Any businessperson over 50 years old should be able to remember when IT professionals rationalized their love affair with IBM mainframes with the simple explanation:

“No one ever got fired for buying IBM.”

The implicit meaning was clear: Buying computer products from a smaller company was risky, while buying from IBM was seen as safe and beyond reproach, even if you almost certainly paid more than if you bought from a competitor.

If you were selling against IBM back in the ‘80s or ‘90s, hearing that phrase was probably enough to send you into a rant. You knew that there were lots of situations where your product, technology, service model and pricing structure made you a far better vendor option than IBM. But the industry was young, fear was a dominant customer emotion, and IBM addressed that fear through their incredible financial strength and their legacy as a pioneer.

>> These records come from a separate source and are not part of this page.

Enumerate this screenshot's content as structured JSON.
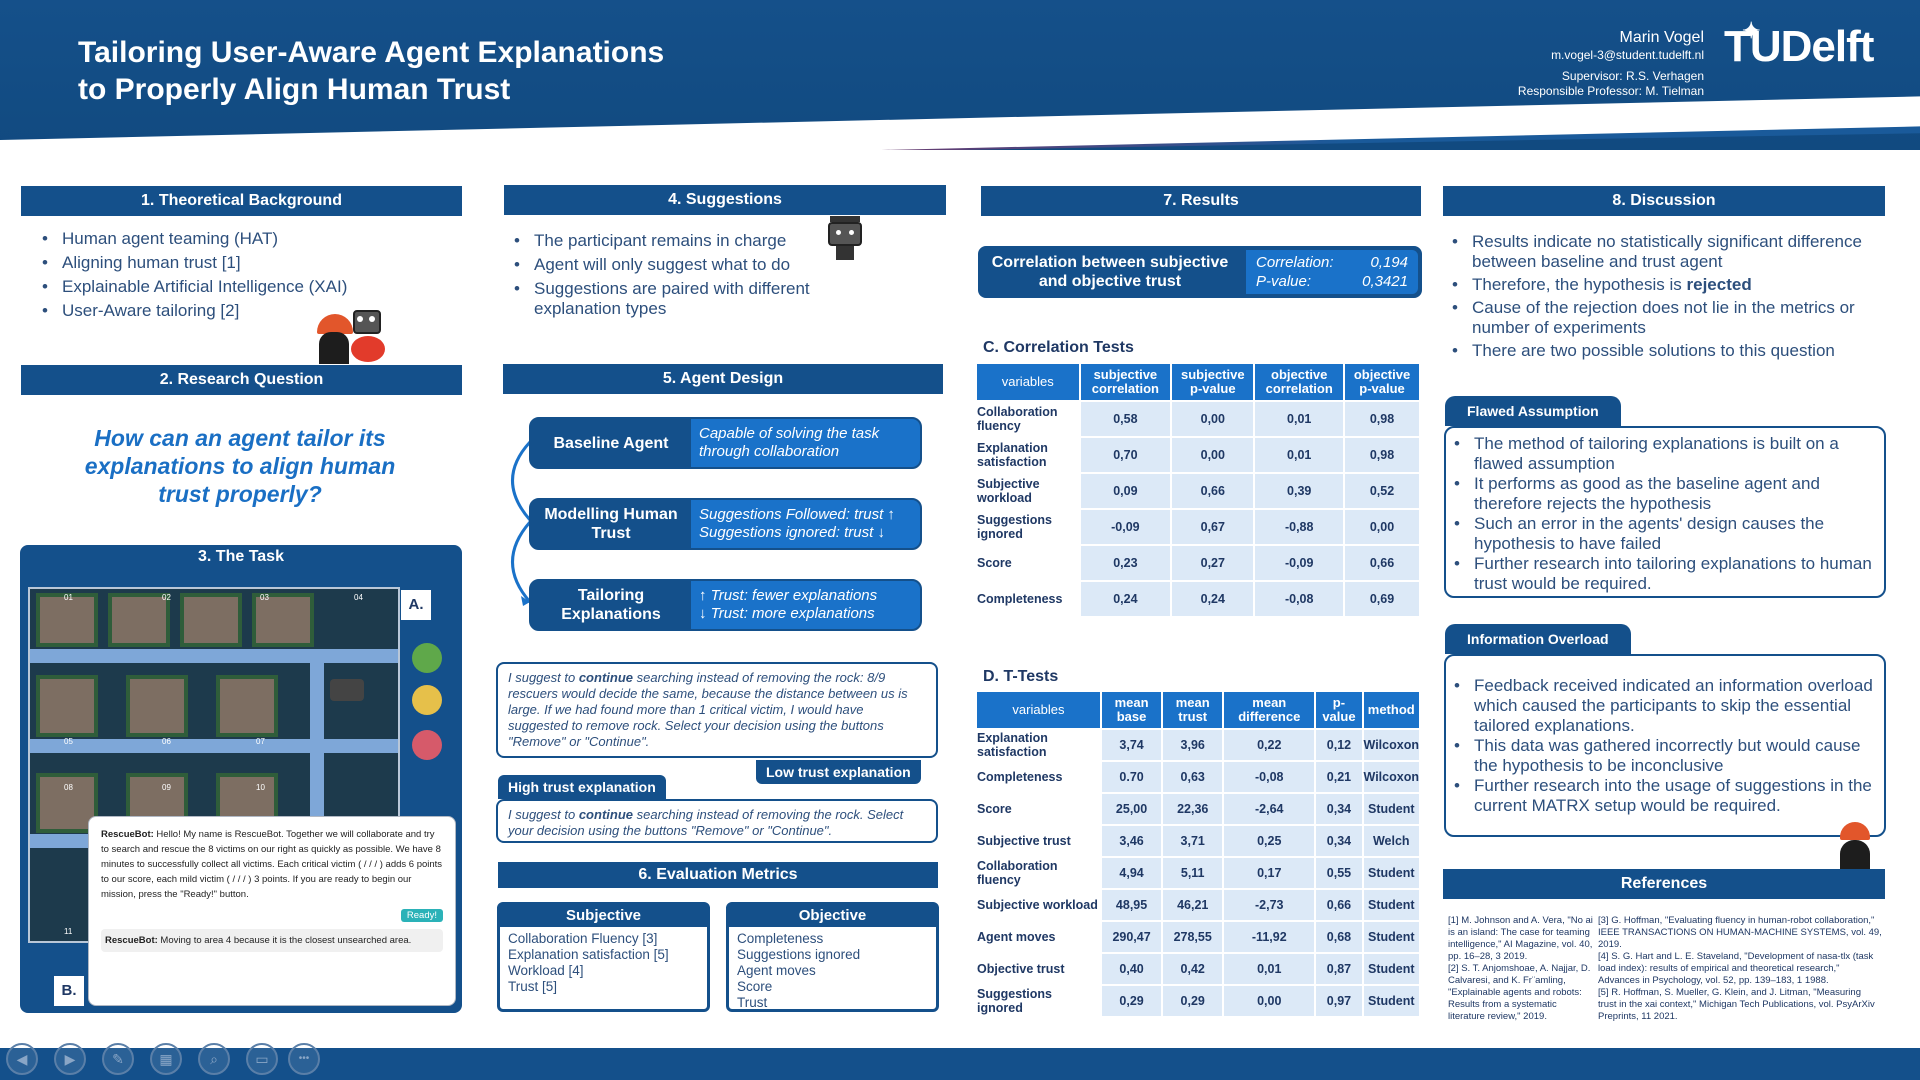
{
  "header": {
    "title_line1": "Tailoring User-Aware Agent Explanations",
    "title_line2": "to Properly Align Human Trust",
    "author": "Marin Vogel",
    "email": "m.vogel-3@student.tudelft.nl",
    "supervisor": "Supervisor: R.S. Verhagen",
    "professor": "Responsible Professor: M. Tielman",
    "logo": "TUDelft"
  },
  "s1": {
    "title": "1. Theoretical Background",
    "items": [
      "Human agent teaming (HAT)",
      "Aligning human trust [1]",
      "Explainable Artificial Intelligence (XAI)",
      "User-Aware tailoring [2]"
    ]
  },
  "s2": {
    "title": "2. Research Question",
    "question": "How can an agent tailor its explanations to align human trust properly?"
  },
  "s3": {
    "title": "3. The Task",
    "label_a": "A.",
    "label_b": "B.",
    "areas": [
      "01",
      "02",
      "03",
      "04",
      "05",
      "06",
      "07",
      "08",
      "09",
      "10",
      "11"
    ],
    "chat1_name": "RescueBot:",
    "chat1_text": " Hello! My name is RescueBot. Together we will collaborate and try to search and rescue the 8 victims on our right as quickly as possible. We have 8 minutes to successfully collect all victims. Each critical victim ( / / / ) adds 6 points to our score, each mild victim ( / / / ) 3 points. If you are ready to begin our mission, press the \"Ready!\" button.",
    "ready": "Ready!",
    "chat2_name": "RescueBot:",
    "chat2_text": " Moving to area 4 because it is the closest unsearched area."
  },
  "s4": {
    "title": "4. Suggestions",
    "items": [
      "The participant remains in charge",
      "Agent will only suggest what to do",
      "Suggestions are paired with different explanation types"
    ]
  },
  "s5": {
    "title": "5. Agent Design",
    "boxes": [
      {
        "left": "Baseline Agent",
        "right1": "Capable of solving the task",
        "right2": "through collaboration"
      },
      {
        "left": "Modelling Human Trust",
        "right1": "Suggestions Followed: trust ↑",
        "right2": "Suggestions ignored:   trust ↓"
      },
      {
        "left": "Tailoring Explanations",
        "right1": "↑ Trust: fewer explanations",
        "right2": "↓ Trust: more explanations"
      }
    ],
    "low_pre": "I suggest to ",
    "low_bold": "continue",
    "low_post": " searching instead of removing the rock: 8/9 rescuers would decide the same, because the distance between us is large. If we had found more than 1 critical victim, I would have suggested to remove rock. Select your decision using the buttons \"Remove\" or \"Continue\".",
    "low_tag": "Low trust explanation",
    "high_tag": "High trust explanation",
    "high_pre": "I suggest to ",
    "high_bold": "continue",
    "high_post": " searching instead of removing the rock. Select your decision using the buttons \"Remove\" or \"Continue\"."
  },
  "s6": {
    "title": "6. Evaluation Metrics",
    "subjective_title": "Subjective",
    "subjective": [
      "Collaboration Fluency [3]",
      "Explanation satisfaction [5]",
      "Workload [4]",
      "Trust [5]"
    ],
    "objective_title": "Objective",
    "objective": [
      "Completeness",
      "Suggestions ignored",
      "Agent moves",
      "Score",
      "Trust"
    ]
  },
  "s7": {
    "title": "7. Results",
    "corr_label": "Correlation between subjective and objective trust",
    "corr_value_label": "Correlation:",
    "corr_value": "0,194",
    "p_label": "P-value:",
    "p_value": "0,3421",
    "c_title": "C. Correlation Tests",
    "c_headers": [
      "variables",
      "subjective correlation",
      "subjective p-value",
      "objective correlation",
      "objective p-value"
    ],
    "c_rows": [
      [
        "Collaboration fluency",
        "0,58",
        "0,00",
        "0,01",
        "0,98"
      ],
      [
        "Explanation satisfaction",
        "0,70",
        "0,00",
        "0,01",
        "0,98"
      ],
      [
        "Subjective workload",
        "0,09",
        "0,66",
        "0,39",
        "0,52"
      ],
      [
        "Suggestions ignored",
        "-0,09",
        "0,67",
        "-0,88",
        "0,00"
      ],
      [
        "Score",
        "0,23",
        "0,27",
        "-0,09",
        "0,66"
      ],
      [
        "Completeness",
        "0,24",
        "0,24",
        "-0,08",
        "0,69"
      ]
    ],
    "d_title": "D. T-Tests",
    "d_headers": [
      "variables",
      "mean base",
      "mean trust",
      "mean difference",
      "p-value",
      "method"
    ],
    "d_rows": [
      [
        "Explanation satisfaction",
        "3,74",
        "3,96",
        "0,22",
        "0,12",
        "Wilcoxon"
      ],
      [
        "Completeness",
        "0.70",
        "0,63",
        "-0,08",
        "0,21",
        "Wilcoxon"
      ],
      [
        "Score",
        "25,00",
        "22,36",
        "-2,64",
        "0,34",
        "Student"
      ],
      [
        "Subjective trust",
        "3,46",
        "3,71",
        "0,25",
        "0,34",
        "Welch"
      ],
      [
        "Collaboration fluency",
        "4,94",
        "5,11",
        "0,17",
        "0,55",
        "Student"
      ],
      [
        "Subjective workload",
        "48,95",
        "46,21",
        "-2,73",
        "0,66",
        "Student"
      ],
      [
        "Agent moves",
        "290,47",
        "278,55",
        "-11,92",
        "0,68",
        "Student"
      ],
      [
        "Objective trust",
        "0,40",
        "0,42",
        "0,01",
        "0,87",
        "Student"
      ],
      [
        "Suggestions ignored",
        "0,29",
        "0,29",
        "0,00",
        "0,97",
        "Student"
      ]
    ]
  },
  "s8": {
    "title": "8. Discussion",
    "items": [
      "Results indicate no statistically significant difference between baseline and trust agent",
      "Cause of the rejection does not lie in the metrics or number of experiments",
      "There are two possible solutions to this question"
    ],
    "therefore_pre": "Therefore, the hypothesis is ",
    "therefore_bold": "rejected",
    "flawed_title": "Flawed Assumption",
    "flawed": [
      "The method of tailoring explanations is built on a flawed assumption",
      "It performs as good as the baseline agent and therefore rejects the hypothesis",
      "Such an error in the agents' design causes the hypothesis to have failed",
      "Further research into tailoring explanations to human trust would be required."
    ],
    "overload_title": "Information Overload",
    "overload": [
      "Feedback received indicated an information overload which caused the participants to skip the essential tailored explanations.",
      "This data was gathered incorrectly but would cause the hypothesis to be inconclusive",
      "Further research into the usage of suggestions in the current MATRX setup would be required."
    ]
  },
  "refs": {
    "title": "References",
    "col1": "[1] M. Johnson and A. Vera, \"No ai is an island: The case for teaming intelligence,\" AI Magazine, vol. 40, pp. 16–28, 3 2019.\n[2] S. T. Anjomshoae, A. Najjar, D. Calvaresi, and K. Fr¨amling, \"Explainable agents and robots: Results from a systematic literature review,\" 2019.",
    "col2": "[3] G. Hoffman, \"Evaluating fluency in human-robot collaboration,\" IEEE TRANSACTIONS ON HUMAN-MACHINE SYSTEMS, vol. 49, 2019.\n[4] S. G. Hart and L. E. Staveland, \"Development of nasa-tlx (task load index): results of empirical and theoretical research,\" Advances in Psychology, vol. 52, pp. 139–183, 1 1988.\n[5] R. Hoffman, S. Mueller, G. Klein, and J. Litman, \"Measuring trust in the xai context,\" Michigan Tech Publications, vol. PsyArXiv Preprints, 11 2021."
  },
  "controls": {
    "icons": [
      "prev-icon",
      "next-icon",
      "pen-icon",
      "slides-icon",
      "zoom-icon",
      "subtitles-icon",
      "more-icon"
    ],
    "glyphs": [
      "◀",
      "▶",
      "✎",
      "▦",
      "⌕",
      "▭",
      "•••"
    ]
  },
  "colors": {
    "primary": "#14508b",
    "accent": "#1a72c9",
    "cell": "#dce9f7",
    "stripe_red": "#c0392b"
  }
}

The Evolution of Executive Search

Today, the computer industry is driven and dominated by specialization and a never-ending flow of innovation and new players. Today, any IT professional who admitted they picked a vendor out of fear is actually taking the biggest risk. Instead, smart buyers today are motivated to pick the best combination of performance and value that fits their situation precisely.

The executive search business has gone through a similar evolution, and while we don’t have a single IBM that is everyone’s default safe choice, we have a cohort of search giants (Korn Ferry, Heidrick & Struggles, Russell Reynolds, Spencer Stuart, to name a few) that are probably viewed by many customers as “safe”.

When our industry was young and undeveloped, taking the safe route made lots of sense. Before the emergence of the web, professional networks were primarily the sum total of the individual rolodexes that search consultants brought with them to the leading firms. The aggregate size of a firm’s network was the sum of their parts. So the firms with the most professionals had the best candidate networks.

And specialization was largely non-existent thirty or forty years ago, so going the safe route by sticking with the biggest players made some sense.

That’s just not true anymore.

Why Specialized Boutiques Are the Smart Choice

First, technology dramatically leveled the playing field relative to building candidate networks. Today, a focused boutique firm has the ability to build a candidate network that rivals any of the largest firms. In fact, boutiques can actually claim a larger effective network because their smaller client base means very few within the candidate pool are off limits.

Second, specialization in the world of search truly means something. Practice specialization leads to greater understanding, knowledge and skill within the practice area. It means a deeper appreciation for the requirements of the positions served and the recognition that position requirements are constantly evolving.

In our areas of specialization, in-house counsel and compliance teams from the top down, we’ve witnessed and participated in the rapid emergence of Chief Compliance Officer as a C-level leadership position. We’ve also seen the steady evolution of General Counsel (GC) as a strategic leadership position, which continues to affect our approach to filling GC positions.

Third, great boutique search firms only take on as much business as their principals can directly and personally serve. There’s no bait and switch between selling and serving. When you hire a reputable boutique firm, you have the assurance that the people you’ve vetted in your selection process are going to be the people running the search. They’ll also be the people who provide counsel during the process, and the people directly accountable to you for the results delivered.

Finally, because of their size and the relative small number of searches they do in a year, boutique firms feel exponentially more pressure than the big guys to deliver an incredible customer experience. So we go to great lengths to ensure clients perceive a better value proposition, a more meaningful and beneficial involvement with our thought leaders, and an unwavering dedication to securing candidates of the quality and fit that clients aspire to land, on timelines that don’t disappoint.

I hope this has been helpful. We live in a time when fear shouldn’t be the dominant motivation pushing you toward the help you need. Instead, allow yourself to be motivated by the desire to achieve the best results and value for your enterprise, and you’ll be sure to find yourself in great hands.